Video Transcript
A proton has a rest mass of 1.67
times 10 to the negative 27th kilograms. At what speed would a proton have
to move in order to have a de Broglie wavelength of 8.82 times 10 to the negative
ninth meters? Use a value of 6.63 times 10 to the
negative 34th joule-seconds for the Planck constant. Give your answer to three
significant figures.
Okay, so in this example, we have a
proton. And we’re told that this proton has
a rest mass, we’ll call it 𝑚 sub zero, of 1.67 times 10 to the negative 27th
kilograms. Now, an object’s rest mass is the
mass it possesses when it’s being measured by an observer at rest relative to the
object. That is, compared to the observer,
the object is not in motion. What we want to consider is how
fast does a proton with this rest mass have to move in order to have this specific
de Broglie wavelength, 8.82 times 10 to the negative ninth meters.
So let’s say that we want to solve
for the velocity 𝑣 of this proton. And in support of finding this, we
can say that the given de Broglie wavelength of the proton is represented by 𝜆 sub
B. At this point, we can recall that
the de Broglie wavelength of any object is equal to Planck’s constant ℎ divided by
the momentum of that object.
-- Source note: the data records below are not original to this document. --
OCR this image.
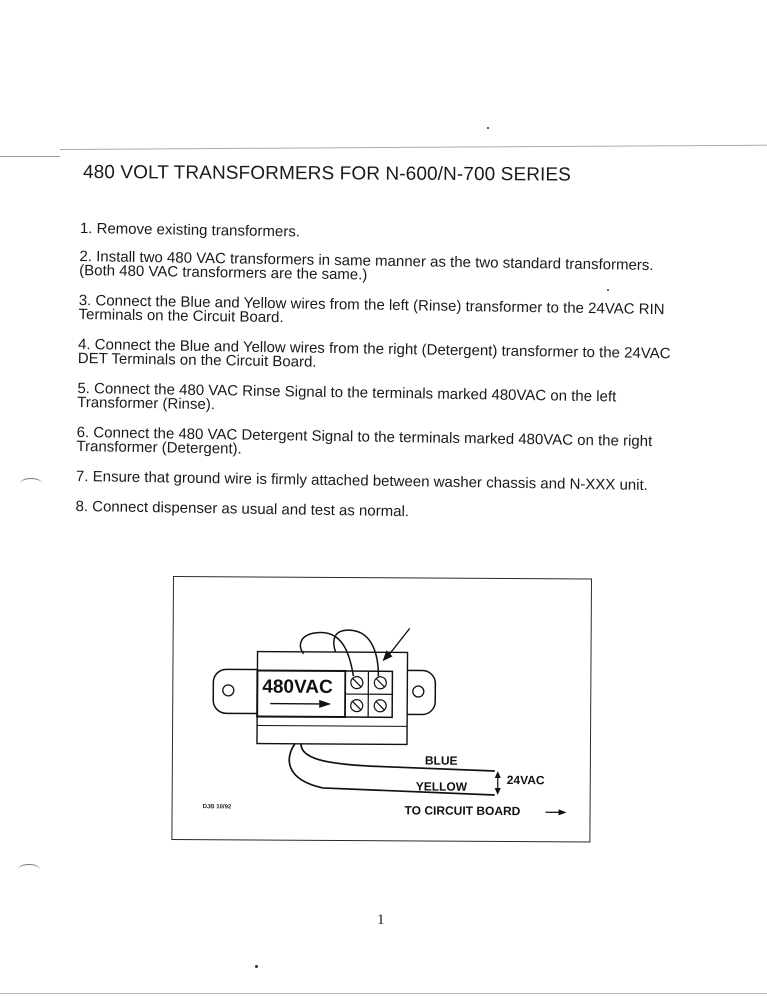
480 VOLT TRANSFORMERS FOR N-600/N-700 SERIES

1. Remove existing transformers.

2. Install two 480 VAC transformers in same manner as the two standard transformers. (Both 480 VAC transformers are the same.)

3. Connect the Blue and Yellow wires from the left (Rinse) transformer to the 24VAC RIN Terminals on the Circuit Board.

4. Connect the Blue and Yellow wires from the right (Detergent) transformer to the 24VAC DET Terminals on the Circuit Board.

5. Connect the 480 VAC Rinse Signal to the terminals marked 480VAC on the left Transformer (Rinse).

6. Connect the 480 VAC Detergent Signal to the terminals marked 480VAC on the right Transformer (Detergent).

7. Ensure that ground wire is firmly attached between washer chassis and N-XXX unit.

8. Connect dispenser as usual and test as normal.

480VAC
BLUE
YELLOW	24VAC
TO CIRCUIT BOARD
DJB 10/92
1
In other words, it’s equal to ℎ
divided by 𝑚 times 𝑣, the object’s mass and its velocity.
Now, in our case, it’s not the de
Broglie wavelength of the proton we want to solve for, but rather its speed. So let’s rearrange this equation to
solve for 𝑣. To do this, let’s multiply both
sides by 𝑣 divided by 𝜆 B. This cancels out the de Broglie
wavelength on the left. And it cancels out the speed 𝑣 on
the right. So then, the proton speed we want
to solve for is equal to Planck’s constant divided by the mass of the proton times
its de Broglie wavelength. Regarding these values, we’re to
use a value of 6.63 times 10 to the negative 34th joule-seconds for ℎ. We’re given the de Broglie
wavelength 𝜆 B of the proton. And for its mass, we’ll use its
rest mass, 𝑚 sub zero, given as 1.67 times 10 to the negative 27th kilograms.
With all these values plugged in,
note that all three are given to a precision of three significant figures. Our final answer then will have
that same number. Calculating this result, we find an
answer of 45.0 meters per second. This is a fairly low speed,
certainly nonrelativistic. And it’s the speed the proton would
need to have in order to have the given de Broglie wavelength.